Hull Grafting Procedure

  1. Remove all the screws from the Malibu toy with a small Phillips screwdriver; some may be hidden behind stickers. This will allow to pry the deck from the hull. Once inside remove a last screw that holds motors and battery clamped to the bottom of the hull.

  2. With a pen, clearly mark which motor is on which side, then carefully remove the whole electrical system, battery, receiver, wiring, and the two motors. The recharging pin is difficult to pry out; best is to snip the charging wires close to it, one at a time, ifnot you will short the battery, a bad idea.

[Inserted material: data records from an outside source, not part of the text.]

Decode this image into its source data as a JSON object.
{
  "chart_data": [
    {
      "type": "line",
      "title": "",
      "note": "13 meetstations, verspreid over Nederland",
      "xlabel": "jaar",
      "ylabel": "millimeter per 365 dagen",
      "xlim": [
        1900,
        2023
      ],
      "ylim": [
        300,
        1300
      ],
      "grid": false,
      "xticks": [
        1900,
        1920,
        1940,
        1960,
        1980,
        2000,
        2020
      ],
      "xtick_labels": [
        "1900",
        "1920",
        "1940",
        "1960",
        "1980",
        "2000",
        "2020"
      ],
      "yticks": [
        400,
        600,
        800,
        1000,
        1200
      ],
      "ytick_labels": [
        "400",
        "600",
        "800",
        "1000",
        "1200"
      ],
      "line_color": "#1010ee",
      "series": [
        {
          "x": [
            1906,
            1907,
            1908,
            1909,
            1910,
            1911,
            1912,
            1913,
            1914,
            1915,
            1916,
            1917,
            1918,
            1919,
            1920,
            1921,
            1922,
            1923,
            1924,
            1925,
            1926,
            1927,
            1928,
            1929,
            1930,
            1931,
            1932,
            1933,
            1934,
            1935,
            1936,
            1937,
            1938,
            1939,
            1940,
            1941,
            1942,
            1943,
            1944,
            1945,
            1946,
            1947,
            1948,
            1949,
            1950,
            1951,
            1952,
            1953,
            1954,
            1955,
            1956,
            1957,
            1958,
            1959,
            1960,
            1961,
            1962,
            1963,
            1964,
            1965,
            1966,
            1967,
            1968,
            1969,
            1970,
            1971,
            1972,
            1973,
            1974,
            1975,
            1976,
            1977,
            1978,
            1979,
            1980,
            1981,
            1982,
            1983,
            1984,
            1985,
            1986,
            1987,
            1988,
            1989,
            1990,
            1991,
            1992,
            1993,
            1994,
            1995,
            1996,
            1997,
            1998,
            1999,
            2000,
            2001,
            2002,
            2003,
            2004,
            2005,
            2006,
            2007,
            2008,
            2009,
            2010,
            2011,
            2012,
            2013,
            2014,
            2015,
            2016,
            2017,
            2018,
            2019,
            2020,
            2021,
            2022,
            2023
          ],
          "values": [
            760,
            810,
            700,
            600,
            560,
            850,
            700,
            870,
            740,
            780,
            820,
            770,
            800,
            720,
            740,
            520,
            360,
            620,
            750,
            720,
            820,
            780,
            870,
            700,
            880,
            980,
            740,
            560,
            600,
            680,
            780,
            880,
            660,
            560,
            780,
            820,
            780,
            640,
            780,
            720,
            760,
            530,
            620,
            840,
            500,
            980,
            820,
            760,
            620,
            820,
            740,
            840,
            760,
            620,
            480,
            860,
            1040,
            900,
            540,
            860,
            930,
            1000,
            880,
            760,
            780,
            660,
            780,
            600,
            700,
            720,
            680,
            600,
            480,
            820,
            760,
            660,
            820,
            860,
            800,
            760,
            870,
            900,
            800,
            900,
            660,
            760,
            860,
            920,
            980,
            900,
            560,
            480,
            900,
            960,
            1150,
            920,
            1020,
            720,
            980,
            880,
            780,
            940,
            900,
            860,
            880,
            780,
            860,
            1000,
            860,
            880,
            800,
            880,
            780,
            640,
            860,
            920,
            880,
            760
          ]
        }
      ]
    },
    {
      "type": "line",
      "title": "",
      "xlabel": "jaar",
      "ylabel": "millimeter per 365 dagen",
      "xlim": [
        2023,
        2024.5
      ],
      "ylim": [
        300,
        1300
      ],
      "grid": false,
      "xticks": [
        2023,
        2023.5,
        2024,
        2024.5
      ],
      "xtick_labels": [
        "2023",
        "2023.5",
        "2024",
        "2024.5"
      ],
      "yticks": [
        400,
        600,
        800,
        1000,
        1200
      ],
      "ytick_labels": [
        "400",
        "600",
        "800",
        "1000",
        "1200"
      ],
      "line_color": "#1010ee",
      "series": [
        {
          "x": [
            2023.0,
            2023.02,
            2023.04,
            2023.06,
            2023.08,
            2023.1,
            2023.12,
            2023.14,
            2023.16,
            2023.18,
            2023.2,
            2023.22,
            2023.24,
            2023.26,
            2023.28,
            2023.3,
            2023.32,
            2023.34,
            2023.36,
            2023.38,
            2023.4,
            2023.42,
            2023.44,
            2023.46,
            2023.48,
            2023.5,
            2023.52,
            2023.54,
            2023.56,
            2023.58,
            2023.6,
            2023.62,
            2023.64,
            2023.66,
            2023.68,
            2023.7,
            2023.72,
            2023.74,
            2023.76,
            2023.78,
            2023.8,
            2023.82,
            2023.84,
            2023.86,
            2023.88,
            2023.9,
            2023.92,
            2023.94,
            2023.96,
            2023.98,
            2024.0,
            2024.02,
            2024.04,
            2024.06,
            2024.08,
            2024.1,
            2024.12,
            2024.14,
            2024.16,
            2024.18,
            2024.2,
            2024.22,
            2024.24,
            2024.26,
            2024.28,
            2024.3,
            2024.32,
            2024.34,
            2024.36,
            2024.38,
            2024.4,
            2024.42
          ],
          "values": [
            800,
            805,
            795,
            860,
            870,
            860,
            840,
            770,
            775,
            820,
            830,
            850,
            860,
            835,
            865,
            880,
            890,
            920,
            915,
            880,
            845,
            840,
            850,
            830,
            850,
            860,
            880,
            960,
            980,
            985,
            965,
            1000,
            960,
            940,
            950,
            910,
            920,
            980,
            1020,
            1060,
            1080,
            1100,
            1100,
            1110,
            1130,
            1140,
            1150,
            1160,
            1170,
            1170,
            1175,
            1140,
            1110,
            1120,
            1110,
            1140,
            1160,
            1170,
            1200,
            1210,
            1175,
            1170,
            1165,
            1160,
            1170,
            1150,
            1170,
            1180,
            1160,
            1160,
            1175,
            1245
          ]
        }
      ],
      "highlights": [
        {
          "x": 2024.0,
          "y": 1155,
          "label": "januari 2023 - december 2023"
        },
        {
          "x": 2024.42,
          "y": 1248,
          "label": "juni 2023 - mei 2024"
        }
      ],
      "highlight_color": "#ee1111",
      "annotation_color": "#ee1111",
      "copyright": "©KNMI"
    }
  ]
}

  3. With cutting pliers or even kitchen scissors with round tips, cut the Malibu hull so that you extract the propulsive group with as much flange as possible on the front and sides, and keep the propeller "tunnels" intact. Take your time, as there is no way back if you trim too much plastic.

  4. If you have damaged the recharging pins, or cut them off as suggested in step 2, replace them with a 1/8" or smaller "mono" jack with a small housing, as found in Radio Shack or equivalent.
  5. Now turn your attention to the Monogram hull. By successive approximations, you have to cut into it just enough for the propulsive group to fit inside, coming from the outside. The propellers should be aligned with the rear of the boat. It is best to avoid sharp or pointy tools, as plastic may yield without warning, and use a small saw or a slow-spinning "Dremel" to do the work.

  6. Once you have attained the best match for the propulsive group and the hull, join them together using any white silicone sealant that clearly says "sandable" and "paintable". It is best to do this in 2 or 3 successive steps, allowing drying in-between. Sanding and fairing can be done with plain sanding paper.

    Outside view of grafting Outside view of grafting, prior to sanding.

  7. Also apply some sealant inside to absorb the propeller vibrations. Then put back in place all the electrical system you had removed in step 2, and make sure each motor goes back ot its original side. Replace the screw and holder that were removed in step 1. Hold down receiver and wiring on the bottom of the hull with electrical tape. Secure the antenna to the front of the boat, as far away sas possible brom the motors.

    Inside view of grafting Inside view of grafting, with motors back into place. The battery will nest between the two shafts.

  8. After charging the battery and a test run in a sink, checking for any leaks, let the boat thoroughly dry and finish the kit, with intermediate painting of parts as necessary. For the final junction of the deck and hull, use transparent pure silicone sealant, and the boat will be totally waterproof, in case it gets rolled by a wave. The only hole in the hull is that of the recharging jack, easy to plug with an eraser head or small wooden peg.

    Top view The recharging jack is clearly visible on the stern.

  9. All is left to do is spray-painting, some detailing, adding the crew, and heading for the local pond!

The Results

Front view Ready to go with three Vietnamese crew and one American "Adviser"; not yet the Vietnam war.

Side view Fixed weapons were two .30 and one .50 machine guns; some also had a light mortar on the stern.

Starting Patrol Patrol under way. The STCAN had good armor but was a little slow at 9 knots.